The required file formats for each operating mode
are described in the following sections.
Heating input file¶
In heating mode, only files with indoor and outdoor dry-bulb temperatures
inputs are accepted—this is the most common format in manufacturer datasheets.
To work with the method build_heating_permap,
the performance table from the example above has to be formatted this way:
Tdbr 18.3 21.1 23.9
Tdbo TC IP TC IP TC IP
-20.6 4.52 2.20 4.41 2.24 4.19 2.32
-10.0 5.23 2.18 5.10 2.22 4.85 2.30
0.0 5.88 2.11 5.74 2.15 5.45 2.23
15.0 7.60 1.68 7.42 1.71 7.05 1.78
Note
Only the numerical data (in red) actually matters, the labels are not interpreted. Thus if you format this way:
Tdbo -20.6 -10.0 0.0 15.0
Tdbr TC IP TC IP TC IP TC IP
18.3 4.52 2.20 5.23 2.18 5.88 2.11 7.60 1.68
21.1 4.41 2.24 5.10 2.22 5.74 2.15 7.42 1.71
23.9 4.19 2.32 4.85 2.30 5.45 2.23 7.05 1.78
the (room) temperatures 18.3 °C, 21.1 °C and 23.9 °C will be interpreted as outdoor temperatures values. This also means that you can replace the cells in black with anything you want, since they are discarded.
Cooling input file¶
The cooling mode file format is very similar to the one in heating mode,
with two notable exceptions: room air wet-bulb temperatures (\(T_{wbr}\))
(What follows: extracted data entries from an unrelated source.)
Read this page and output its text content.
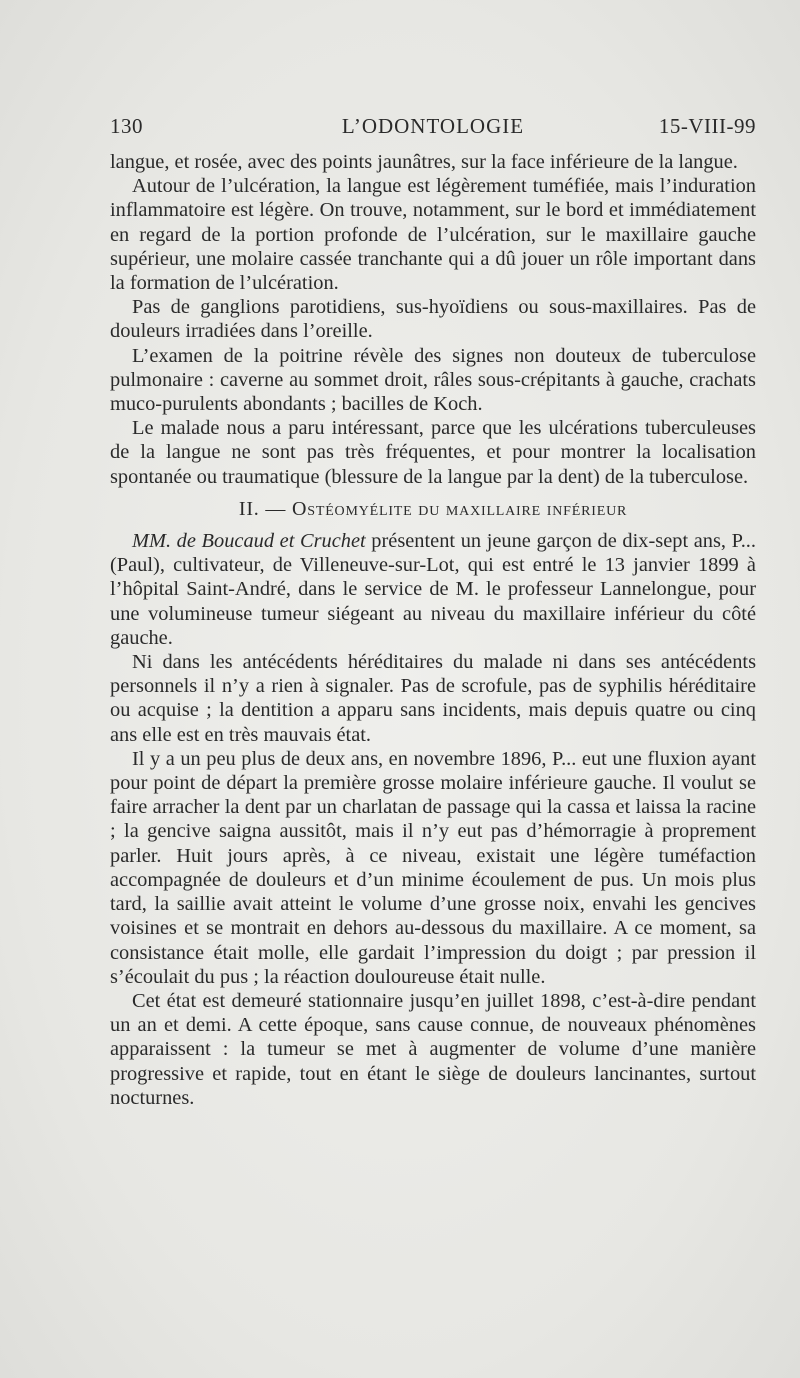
130	L’ODONTOLOGIE	15-VIII-99

langue, et rosée, avec des points jaunâtres, sur la face inférieure de la langue.

Autour de l’ulcération, la langue est légèrement tuméfiée, mais l’induration inflammatoire est légère. On trouve, notamment, sur le bord et immédiatement en regard de la portion profonde de l’ulcération, sur le maxillaire gauche supérieur, une molaire cassée tranchante qui a dû jouer un rôle important dans la formation de l’ulcération.

Pas de ganglions parotidiens, sus-hyoïdiens ou sous-maxillaires. Pas de douleurs irradiées dans l’oreille.

L’examen de la poitrine révèle des signes non douteux de tuberculose pulmonaire : caverne au sommet droit, râles sous-crépitants à gauche, crachats muco-purulents abondants ; bacilles de Koch.

Le malade nous a paru intéressant, parce que les ulcérations tuberculeuses de la langue ne sont pas très fréquentes, et pour montrer la localisation spontanée ou traumatique (blessure de la langue par la dent) de la tuberculose.

II. — Ostéomyélite du maxillaire inférieur

MM. de Boucaud et Cruchet présentent un jeune garçon de dix-sept ans, P... (Paul), cultivateur, de Villeneuve-sur-Lot, qui est entré le 13 janvier 1899 à l’hôpital Saint-André, dans le service de M. le professeur Lannelongue, pour une volumineuse tumeur siégeant au niveau du maxillaire inférieur du côté gauche.

Ni dans les antécédents héréditaires du malade ni dans ses antécédents personnels il n’y a rien à signaler. Pas de scrofule, pas de syphilis héréditaire ou acquise ; la dentition a apparu sans incidents, mais depuis quatre ou cinq ans elle est en très mauvais état.

Il y a un peu plus de deux ans, en novembre 1896, P... eut une fluxion ayant pour point de départ la première grosse molaire inférieure gauche. Il voulut se faire arracher la dent par un charlatan de passage qui la cassa et laissa la racine ; la gencive saigna aussitôt, mais il n’y eut pas d’hémorragie à proprement parler. Huit jours après, à ce niveau, existait une légère tuméfaction accompagnée de douleurs et d’un minime écoulement de pus. Un mois plus tard, la saillie avait atteint le volume d’une grosse noix, envahi les gencives voisines et se montrait en dehors au-dessous du maxillaire. A ce moment, sa consistance était molle, elle gardait l’impression du doigt ; par pression il s’écoulait du pus ; la réaction douloureuse était nulle.

Cet état est demeuré stationnaire jusqu’en juillet 1898, c’est-à-dire pendant un an et demi. A cette époque, sans cause connue, de nouveaux phénomènes apparaissent : la tumeur se met à augmenter de volume d’une manière progressive et rapide, tout en étant le siège de douleurs lancinantes, surtout nocturnes.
are also provided, and there is an additional “sensible heat capacity” (SHC)
column. To work with the method build_cooling_permap,
the cooling performance table must be formatted in this way:
Tdbr 21.1 26.7 32.2
Twbr 15.6 19.4 22.8
Tdbo TC SHC IP TC SHC IP TC SHC IP
15.0 3.25 2.71 0.41 3.70 3.18 0.42 4.14 3.37 0.44
25.0 3.49 2.89 0.63 3.97 3.41 0.64 4.44 3.61 0.65
30.6 3.30 2.73 0.70 3.75 3.22 0.71 4.20 3.42 0.73
40.0 2.62 2.29 0.72 2.97 2.70 0.74 3.33 2.87 0.75
Note that this format omit some dry-bulb / wet-bulb combinations
(e.g. there is no data for
\(T_{dbr} =\) 21.1 °C and \(T_{wbr} =\) 19.4 °C),
but this is how manufacturers usually provide cooling performance data. Since
Costa provides a way to determine the sensible heat ratio based on the
conditions (see using default corrections),
the SHC column is dropped by the method
build_cooling_permap.
Footnotes
- 1
The room air wet-bulb temperature should only be included in cooling performance maps, as it does not have any impact on performance in heating.